Saturday, 29 July 2017

Remembering Robert Brown (1773-1858)

Robert Brown, 1773-1858
Our chairman Ian Denholm has been corresponding with Miss M.F. Brown of Kingston, Surrey, who is a cousin, four generations removed, of the famous Scottish polymath Robert Brown

Although born 36 years before Charles Darwin, in later life these two illustrious biologists would have overlapped and there are interesting parallels in events that shaped their scientific achievements. After formal training in medicine and a period of military service, Robert was appointed as resident naturalist aboard a ship `The Investigator’ for a voyage circumnavigating Australia.

Partly through having Sir Joseph Banks as a mentor, he focused his attention on plants and at least 2,000 of the species he collected proved to be new to science. Consequently a number of Australian species bear the epithet brownii and he is also recognised through the genus Brunonia (Goodeniaceae) – the Australian blue pincushion flower.

Back from his travels, Robert Brown pioneered many aspects of microscopy and coined the term “nucleus” for one of the most distinctive intracellular organelles. He was the first to describe the behaviour of particles (initially by observing pollen grains) that is now universally known as Brownian motion.

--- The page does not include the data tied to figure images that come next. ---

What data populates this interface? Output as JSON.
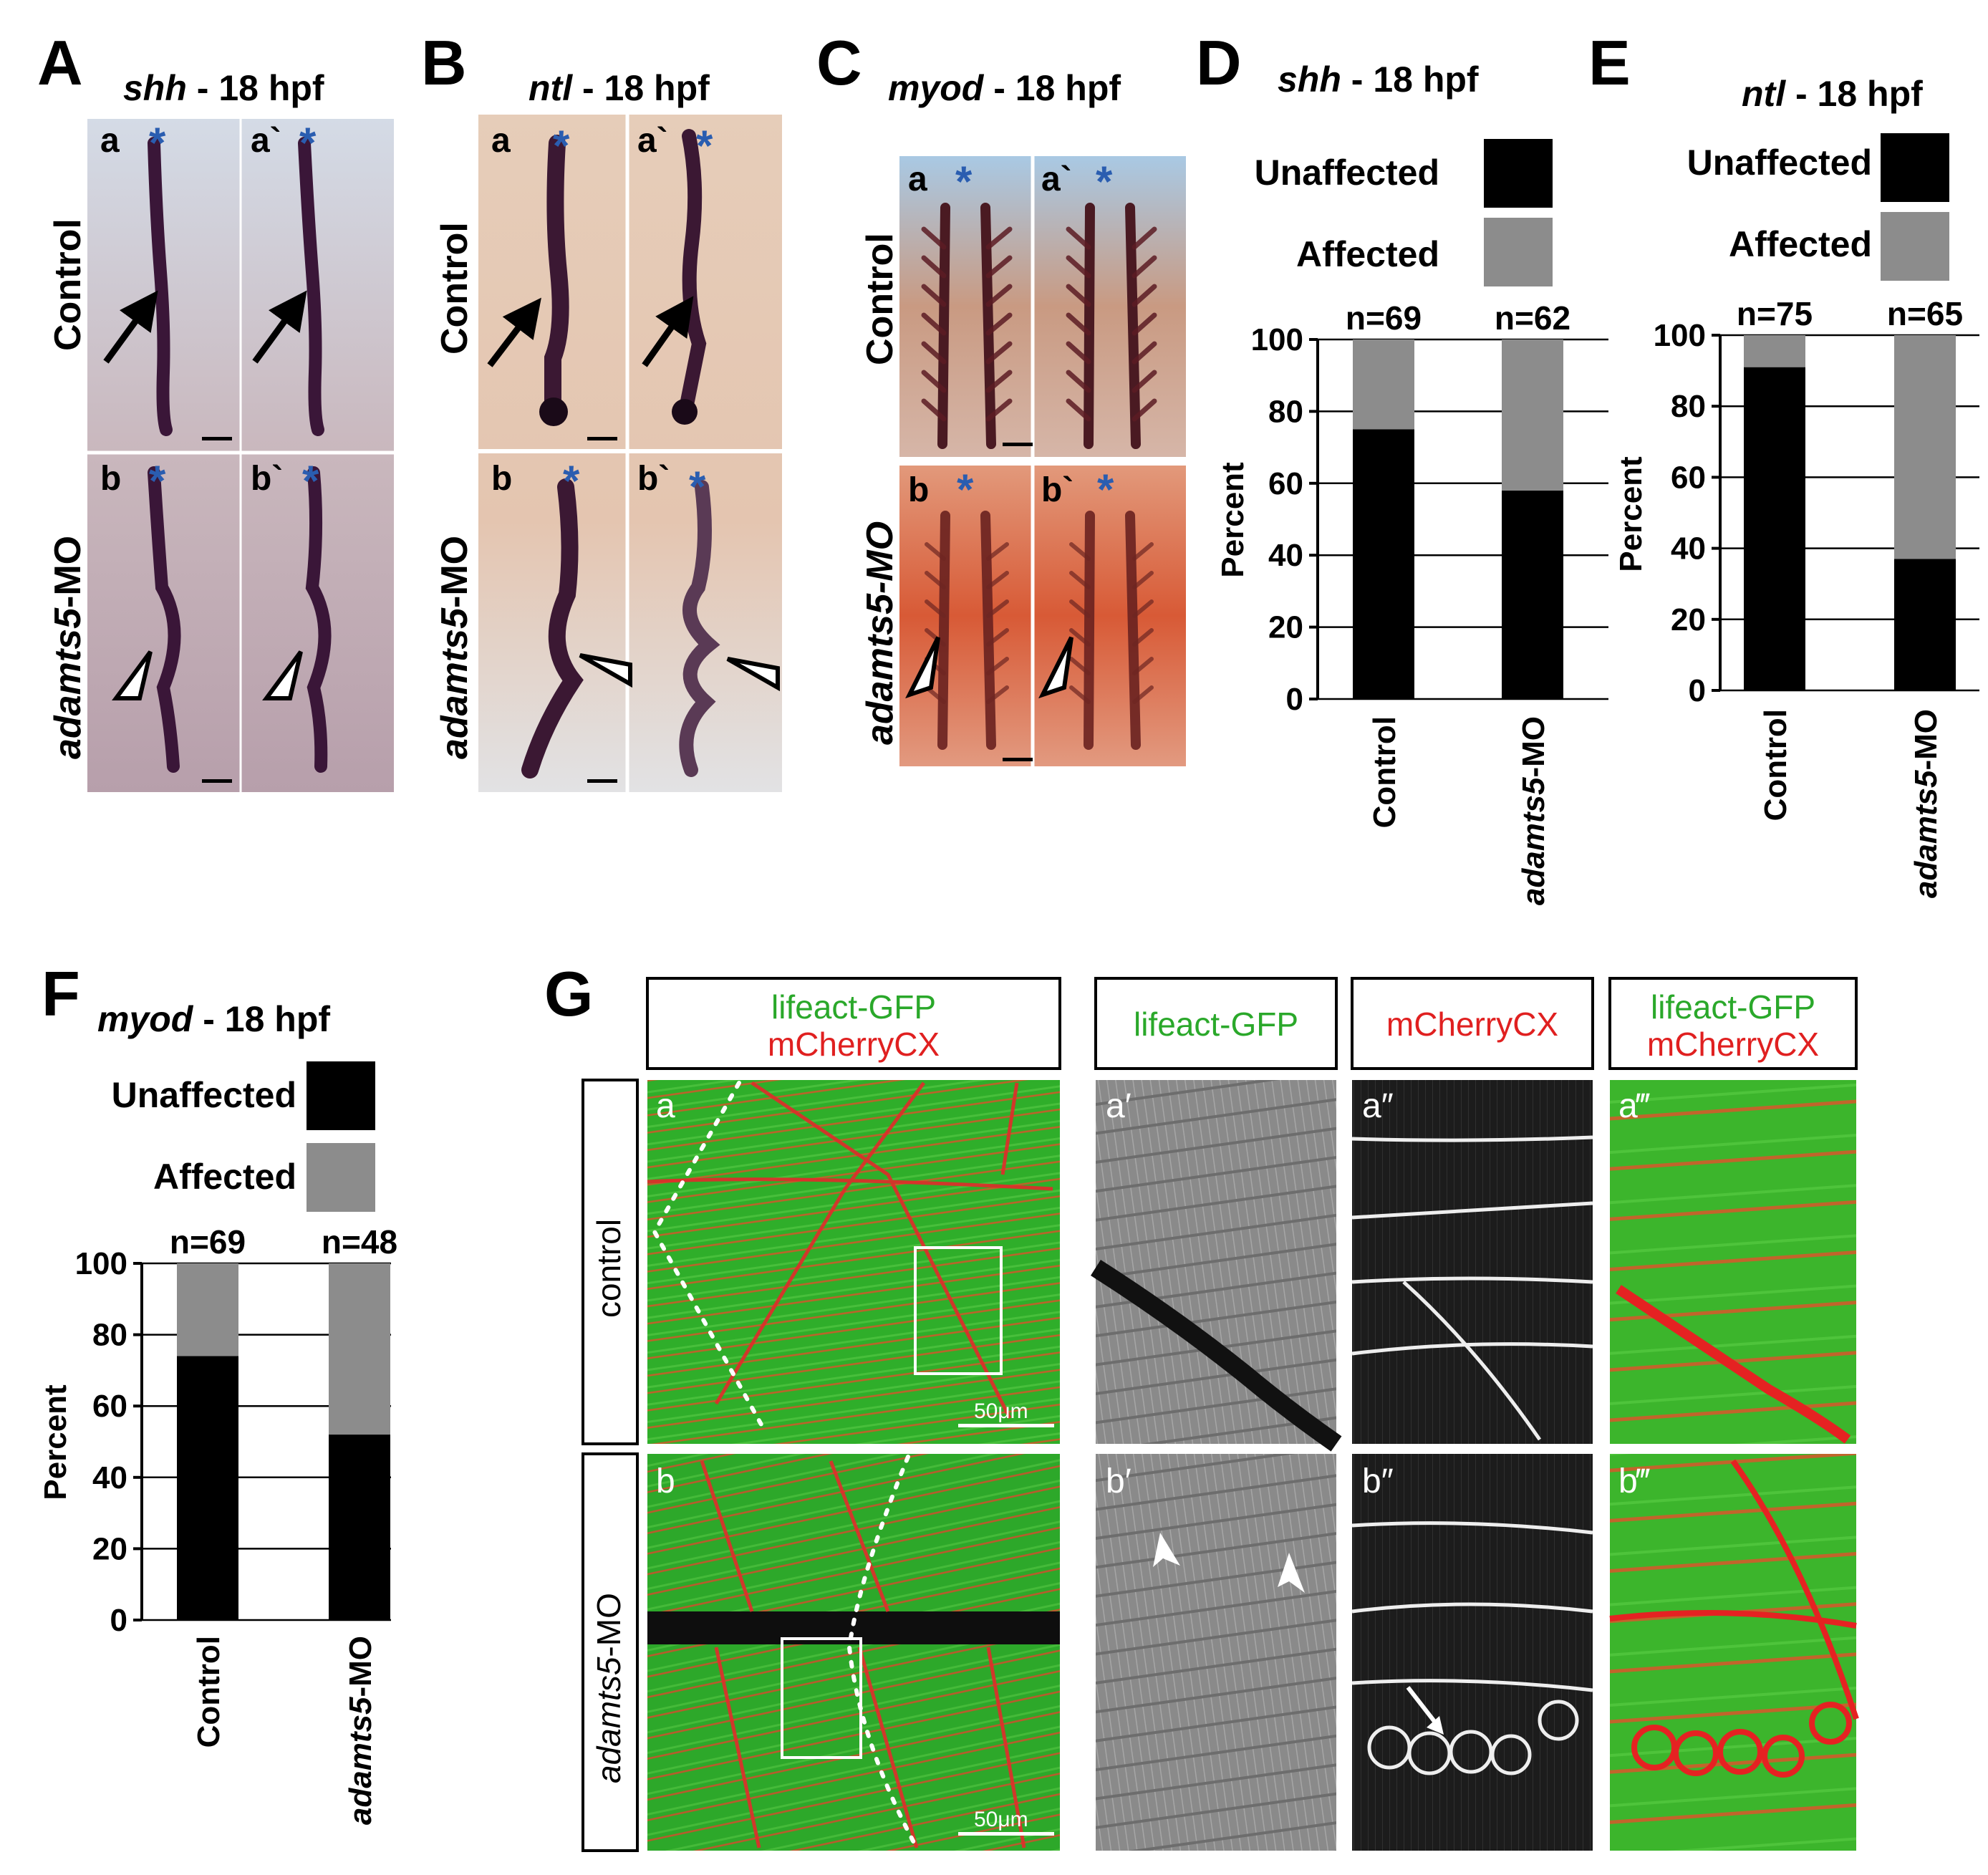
{
  "panels": {
    "A": {
      "letter": "A",
      "gene": "shh",
      "stage": " - 18 hpf",
      "sub": [
        "a",
        "a`",
        "b",
        "b`"
      ],
      "rows": [
        "Control",
        "adamts5",
        "-MO"
      ]
    },
    "B": {
      "letter": "B",
      "gene": "ntl",
      "stage": " - 18 hpf",
      "sub": [
        "a",
        "a`",
        "b",
        "b`"
      ],
      "rows": [
        "Control",
        "adamts5",
        "-MO"
      ]
    },
    "C": {
      "letter": "C",
      "gene": "myod",
      "stage": " - 18 hpf",
      "sub": [
        "a",
        "a`",
        "b",
        "b`"
      ],
      "rows": [
        "Control",
        "adamts5-MO"
      ]
    },
    "D": {
      "letter": "D"
    },
    "E": {
      "letter": "E"
    },
    "F": {
      "letter": "F"
    },
    "G": {
      "letter": "G",
      "headers": {
        "combo_green": "lifeact-GFP",
        "combo_red": "mCherryCX",
        "green": "lifeact-GFP",
        "red": "mCherryCX"
      },
      "rows": [
        "control",
        "adamts5",
        "-MO"
      ],
      "sub": [
        "a",
        "a′",
        "a″",
        "a‴",
        "b",
        "b′",
        "b″",
        "b‴"
      ],
      "scale_label": "50μm"
    }
  },
  "star_symbol": "*",
  "colors": {
    "black_bar": "#000000",
    "gray_bar": "#8c8c8c",
    "gfp_green": "#2fb12f",
    "mcherry_red": "#e32222",
    "asterisk_blue": "#2a5db0"
  },
  "chart_data": [
    {
      "type": "bar",
      "stacked": true,
      "panel": "D",
      "title_gene": "shh",
      "title_stage": " - 18 hpf",
      "ylabel": "Percent",
      "ylim": [
        0,
        100
      ],
      "yticks": [
        0,
        20,
        40,
        60,
        80,
        100
      ],
      "categories": [
        "Control",
        "adamts5-MO"
      ],
      "category_parts": [
        [
          "Control",
          ""
        ],
        [
          "adamts5",
          "-MO"
        ]
      ],
      "n_labels": [
        "n=69",
        "n=62"
      ],
      "series": [
        {
          "name": "Unaffected",
          "values": [
            75,
            58
          ]
        },
        {
          "name": "Affected",
          "values": [
            25,
            42
          ]
        }
      ],
      "legend": "top"
    },
    {
      "type": "bar",
      "stacked": true,
      "panel": "E",
      "title_gene": "ntl",
      "title_stage": " - 18 hpf",
      "ylabel": "Percent",
      "ylim": [
        0,
        100
      ],
      "yticks": [
        0,
        20,
        40,
        60,
        80,
        100
      ],
      "categories": [
        "Control",
        "adamts5-MO"
      ],
      "category_parts": [
        [
          "Control",
          ""
        ],
        [
          "adamts5",
          "-MO"
        ]
      ],
      "n_labels": [
        "n=75",
        "n=65"
      ],
      "series": [
        {
          "name": "Unaffected",
          "values": [
            91,
            37
          ]
        },
        {
          "name": "Affected",
          "values": [
            9,
            63
          ]
        }
      ],
      "legend": "top"
    },
    {
      "type": "bar",
      "stacked": true,
      "panel": "F",
      "title_gene": "myod",
      "title_stage": " - 18 hpf",
      "ylabel": "Percent",
      "ylim": [
        0,
        100
      ],
      "yticks": [
        0,
        20,
        40,
        60,
        80,
        100
      ],
      "categories": [
        "Control",
        "adamts5-MO"
      ],
      "category_parts": [
        [
          "Control",
          ""
        ],
        [
          "adamts5",
          "-MO"
        ]
      ],
      "n_labels": [
        "n=69",
        "n=48"
      ],
      "series": [
        {
          "name": "Unaffected",
          "values": [
            74,
            52
          ]
        },
        {
          "name": "Affected",
          "values": [
            26,
            48
          ]
        }
      ],
      "legend": "top"
    }
  ]
}
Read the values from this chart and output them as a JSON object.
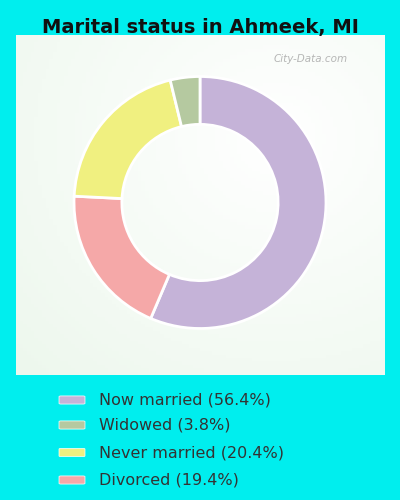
{
  "title": "Marital status in Ahmeek, MI",
  "title_fontsize": 14,
  "title_color": "#111111",
  "bg_color": "#00EEEE",
  "chart_bg_color": "#d8eedc",
  "slices": [
    56.4,
    19.4,
    20.4,
    3.8
  ],
  "labels": [
    "Now married (56.4%)",
    "Widowed (3.8%)",
    "Never married (20.4%)",
    "Divorced (19.4%)"
  ],
  "legend_colors": [
    "#c5b3d8",
    "#b5c9a0",
    "#f0f080",
    "#f5a8a8"
  ],
  "slice_colors": [
    "#c5b3d8",
    "#f5a8a8",
    "#f0f080",
    "#b5c9a0"
  ],
  "legend_text_color": "#333333",
  "legend_fontsize": 11.5,
  "watermark": "City-Data.com",
  "donut_width": 0.38,
  "start_angle": 90
}
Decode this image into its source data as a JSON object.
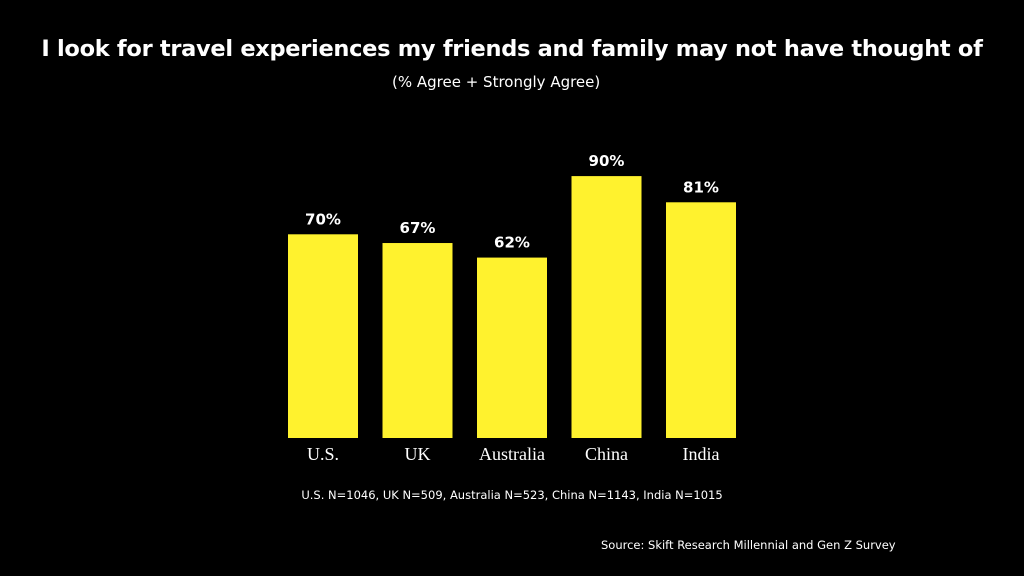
{
  "title": "I look for travel experiences my friends and family may not have thought of",
  "subtitle": "(% Agree + Strongly Agree)",
  "note": "U.S. N=1046, UK N=509, Australia N=523, China N=1143, India N=1015",
  "source": "Source:  Skift Research Millennial and Gen Z Survey",
  "colors": {
    "background": "#000000",
    "bar": "#FFF22E",
    "text": "#FFFFFF"
  },
  "chart_data": {
    "type": "bar",
    "categories": [
      "U.S.",
      "UK",
      "Australia",
      "China",
      "India"
    ],
    "values": [
      70,
      67,
      62,
      90,
      81
    ],
    "data_labels": [
      "70%",
      "67%",
      "62%",
      "90%",
      "81%"
    ],
    "ylim": [
      0,
      100
    ],
    "grid": false,
    "legend": "none"
  }
}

In 1988, Miss Brown wrote an article on Robert in `The Linnean’, and this is now freely accessible through the archives of the Linnean Society. This link takes you to the start of Volume 4 and the piece on Robert Brown starts on page 38. 

Miss Brown also recalls with delight a recent visit to Kew to inspect the original microscopy equipment used by the great man himself (see photo on left)!